It's my first post on this site, so please forgive me for all mistakes I've made during writing it. I can't understand the proof of this lemma:
Let $( X,\mathcal U )$ be an uniform space, $x\in X$ and $W,U \in \mathcal U $. If there exists $V\in \mathcal U$ such as $ U \circ V \subseteq W $ then:
- $U[x] \subseteq \operatorname{int} W[x]$
- $\overline{U[x]} \subseteq W[x]$
Proof:
- Let $y \in U[x] $ and $z\in V[y] $, then $(x,z) \in U \circ V $ , so $ (x,z) \in W $. It implies that $U[x] \subseteq\operatorname{int} W[x]$ ( I can't see how )

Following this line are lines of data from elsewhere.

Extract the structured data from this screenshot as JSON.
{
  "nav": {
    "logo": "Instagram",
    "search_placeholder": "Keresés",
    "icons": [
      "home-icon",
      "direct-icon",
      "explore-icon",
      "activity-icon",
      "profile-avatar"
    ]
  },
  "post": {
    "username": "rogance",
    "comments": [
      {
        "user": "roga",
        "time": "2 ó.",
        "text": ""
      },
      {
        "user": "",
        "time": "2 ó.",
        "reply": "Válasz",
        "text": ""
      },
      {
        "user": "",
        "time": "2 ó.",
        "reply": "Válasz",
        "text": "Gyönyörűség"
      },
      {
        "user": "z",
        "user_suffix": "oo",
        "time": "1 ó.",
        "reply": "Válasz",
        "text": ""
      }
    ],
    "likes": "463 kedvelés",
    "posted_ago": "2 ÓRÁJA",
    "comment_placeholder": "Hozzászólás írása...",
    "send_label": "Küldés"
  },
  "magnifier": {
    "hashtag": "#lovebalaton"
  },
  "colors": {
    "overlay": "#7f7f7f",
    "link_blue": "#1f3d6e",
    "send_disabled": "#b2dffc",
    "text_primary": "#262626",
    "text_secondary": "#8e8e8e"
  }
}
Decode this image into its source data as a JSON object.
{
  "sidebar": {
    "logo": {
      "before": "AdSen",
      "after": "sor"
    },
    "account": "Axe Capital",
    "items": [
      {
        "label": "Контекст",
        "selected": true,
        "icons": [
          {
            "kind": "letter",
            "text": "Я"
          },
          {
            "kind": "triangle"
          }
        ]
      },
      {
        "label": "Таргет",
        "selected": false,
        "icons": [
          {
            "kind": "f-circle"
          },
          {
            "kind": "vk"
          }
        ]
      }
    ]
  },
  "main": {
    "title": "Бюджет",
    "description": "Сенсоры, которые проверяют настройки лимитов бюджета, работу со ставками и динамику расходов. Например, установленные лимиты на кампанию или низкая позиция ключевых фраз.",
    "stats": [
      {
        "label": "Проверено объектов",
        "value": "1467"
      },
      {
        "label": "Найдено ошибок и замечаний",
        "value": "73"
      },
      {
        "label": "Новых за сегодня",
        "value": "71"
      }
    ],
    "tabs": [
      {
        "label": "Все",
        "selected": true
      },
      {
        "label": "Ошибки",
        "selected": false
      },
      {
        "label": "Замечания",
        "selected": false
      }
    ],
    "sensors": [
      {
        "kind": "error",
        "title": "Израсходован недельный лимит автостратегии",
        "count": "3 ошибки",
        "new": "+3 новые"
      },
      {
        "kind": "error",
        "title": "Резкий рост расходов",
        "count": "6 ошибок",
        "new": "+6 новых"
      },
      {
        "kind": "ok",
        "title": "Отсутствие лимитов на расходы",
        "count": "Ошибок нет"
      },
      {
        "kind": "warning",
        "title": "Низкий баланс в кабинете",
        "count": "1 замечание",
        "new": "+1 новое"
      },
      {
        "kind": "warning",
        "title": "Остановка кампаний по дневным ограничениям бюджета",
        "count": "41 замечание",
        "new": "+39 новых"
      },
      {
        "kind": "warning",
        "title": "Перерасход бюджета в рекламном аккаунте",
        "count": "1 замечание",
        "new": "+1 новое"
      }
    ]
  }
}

Let $y \in \overline{U[x]} $. Then for every $ Z \in \mathcal U $ exists $x_z \in U[x] \cap Z[y] $ ( I have no idea why this happens ) Then we choose $Z$ such that $Z=Z^{-1}$, $Z \subseteq V $. Now $(x,y) \in U \circ Z \subseteq W$.
Please, help me ;) If I've made language errors, I'd be very happy to hear about them.
The first one says that for all $y \in U[x]$, there is a neighbourhood of $y$ (namely $V[y]$) that is contained in $W[x]$. That means $y$ is an interior point of $W[x]$. Since that holds for all $y \in U[x]$, we have $U[x] \subseteq \operatorname{int}(W[x])$.
For the second one, $y \in \overline{U[x]}$ means that every neighbourhood of $y$ intersects $U[x]$. By the definition of the topology induced by a uniform structure, the sets $Z[y]$ for $Z \in \mathcal{U}$ are a neighbourhood basis for $y$. We could have done it simpler, if $y \in \overline{U[x]}$, then $U[x]\cap V^{-1}[y] \neq \varnothing$, since $V^{-1}[y]$ is a neighbourhood of $y$. Hence $y \in (U\circ V)[x] \subseteq W[x]$.